I believe that Obama raises a lot of complex issues for blacks. First, he is a symbolic figure of racial progress; accordingly, blacks feel happy about his presidency. Second, he is also often a victim of racism, which causes blacks to act defensively on his behalf (even exaggerating some claims in my opinion).


Despite these facts, racial allegiances should not cloud blacks' judgment about social and economic betterment. The fact that Obama is a symbol of progress means very little for persons who live daily in poverty, crime-ridden neighborhoods and whose children attend the most neglected schools in the nation. Moreover, defending Obama against racism from rightwing bigots will not change these substantive conditions of inequality.


So, I recommend a more sophisticated usage of race politics by blacks. Race remains important in American society -- as a battery of social statistics reveals. But an amorphous sense of racial pride should not render blacks silent in the face of policies that ignore their most pressing interests.

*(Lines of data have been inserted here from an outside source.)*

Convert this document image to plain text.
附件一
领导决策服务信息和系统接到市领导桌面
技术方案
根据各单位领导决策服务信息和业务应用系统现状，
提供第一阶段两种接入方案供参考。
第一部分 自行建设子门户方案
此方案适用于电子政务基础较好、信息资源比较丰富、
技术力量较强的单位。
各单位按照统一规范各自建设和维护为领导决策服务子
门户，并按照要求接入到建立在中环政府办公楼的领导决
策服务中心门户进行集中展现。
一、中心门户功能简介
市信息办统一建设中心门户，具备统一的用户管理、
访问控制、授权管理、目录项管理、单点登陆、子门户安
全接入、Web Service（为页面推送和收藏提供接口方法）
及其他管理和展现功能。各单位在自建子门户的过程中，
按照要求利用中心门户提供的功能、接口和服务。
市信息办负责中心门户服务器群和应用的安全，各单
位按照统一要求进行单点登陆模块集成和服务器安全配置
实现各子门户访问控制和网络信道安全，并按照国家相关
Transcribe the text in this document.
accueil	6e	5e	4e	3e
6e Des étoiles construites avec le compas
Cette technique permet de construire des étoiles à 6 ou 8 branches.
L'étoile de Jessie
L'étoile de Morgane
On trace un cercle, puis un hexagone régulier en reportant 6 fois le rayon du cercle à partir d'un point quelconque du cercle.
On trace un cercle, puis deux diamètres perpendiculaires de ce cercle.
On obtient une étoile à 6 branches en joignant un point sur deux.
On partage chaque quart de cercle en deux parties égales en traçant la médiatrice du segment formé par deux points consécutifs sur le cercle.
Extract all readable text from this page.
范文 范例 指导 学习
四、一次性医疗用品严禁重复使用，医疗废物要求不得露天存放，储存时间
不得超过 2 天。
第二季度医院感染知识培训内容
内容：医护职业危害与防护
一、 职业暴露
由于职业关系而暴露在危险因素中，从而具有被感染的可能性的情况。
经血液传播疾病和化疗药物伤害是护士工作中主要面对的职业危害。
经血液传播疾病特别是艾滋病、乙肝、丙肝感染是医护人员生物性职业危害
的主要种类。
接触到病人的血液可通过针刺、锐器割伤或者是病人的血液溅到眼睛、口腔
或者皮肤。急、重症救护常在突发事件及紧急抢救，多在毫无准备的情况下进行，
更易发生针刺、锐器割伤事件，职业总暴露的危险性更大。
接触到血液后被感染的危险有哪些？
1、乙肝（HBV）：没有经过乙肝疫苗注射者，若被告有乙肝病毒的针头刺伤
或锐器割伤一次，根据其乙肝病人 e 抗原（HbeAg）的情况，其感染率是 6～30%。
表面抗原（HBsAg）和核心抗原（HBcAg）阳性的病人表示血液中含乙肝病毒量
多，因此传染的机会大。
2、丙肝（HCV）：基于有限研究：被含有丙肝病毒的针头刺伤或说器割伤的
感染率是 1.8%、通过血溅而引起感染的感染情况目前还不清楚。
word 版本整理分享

Unless blacks begin to treat Obama as a politician, then he will have no incentive to change his approach on issues related to race and poverty. If he can maintain nearly unanimous support among blacks simply by being a symbol of racial progress, then he need not take any political risks in order to deliver concrete -- rather than symbolic -- change.


UPDATE


I discovered an interesting proposal by Senator Gillibrand that addresses one of the issues discussed in this blog post: urban poverty. Gillibrand has proposed the Urban Jobs Act, which, if passed, would allocate money to help "at-risk" youth in Americas large cities obtain jobs. Gillibrand cites statistics showing the extremely high unemployment rates among black and Latino youths. The article does not mention whether President Obama supports the legislation. It also does not indicate that he had anything to do with proposing it.